8 Video Games That Wasted Genius Ideas
2. Remember Me
Now here's another sad case of combat completely overshadowing a potentially fascinating game.
Remember Me's story concerns the commodification of memory, with the citizens of a futuristic Paris able to upload and share their memories, or even remove unhappy or traumatic ones thanks to the Memorize Corporation. This attempt at a utopia has resulted in Neo-Paris (and possibly the rest of the world) becoming a grim corpocracy and surveillance state at the hands of Memorize's huge monopoly.
Protagonist Nilin, a memory hunter with the unique ability to hack people's memories, altering them and effectively changing that person's entire worldview and allegiances. The game does admirably attempt to grapple with the many ethical conundrums that this kind of action would present, and the memory remixing sections themselves are well-designed and organic; there are a great number of different outcomes and fail-states possible.

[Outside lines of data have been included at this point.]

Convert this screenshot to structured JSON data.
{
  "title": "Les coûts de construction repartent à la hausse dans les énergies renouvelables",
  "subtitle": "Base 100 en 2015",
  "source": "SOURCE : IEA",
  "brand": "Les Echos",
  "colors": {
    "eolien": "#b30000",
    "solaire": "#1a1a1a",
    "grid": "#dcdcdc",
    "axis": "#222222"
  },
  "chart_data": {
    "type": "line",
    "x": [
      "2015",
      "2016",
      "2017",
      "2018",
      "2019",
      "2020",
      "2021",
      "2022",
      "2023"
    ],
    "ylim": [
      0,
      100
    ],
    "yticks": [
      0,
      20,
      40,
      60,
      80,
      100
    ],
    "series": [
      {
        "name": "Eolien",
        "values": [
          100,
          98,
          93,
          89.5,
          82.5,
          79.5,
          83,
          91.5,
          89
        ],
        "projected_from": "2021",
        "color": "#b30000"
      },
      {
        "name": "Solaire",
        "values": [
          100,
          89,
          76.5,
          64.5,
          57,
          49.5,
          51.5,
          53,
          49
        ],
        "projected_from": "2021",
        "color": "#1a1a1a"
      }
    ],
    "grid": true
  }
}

The only problem is that over the game's entire runtime... you only do this four times.
Much like Marc EckÅ's Getting Up, the vast majority of Remember Me is made up of beat-em-up style combat encounters with hordes of goons, with the memory remix puzzles providing all-too-sparse injections of energy.
Granted, combat is well-designed and impressively modular, and Remember Me is definitely worth a look, but Dontnod really should have pushed their puzzle mechanics far more.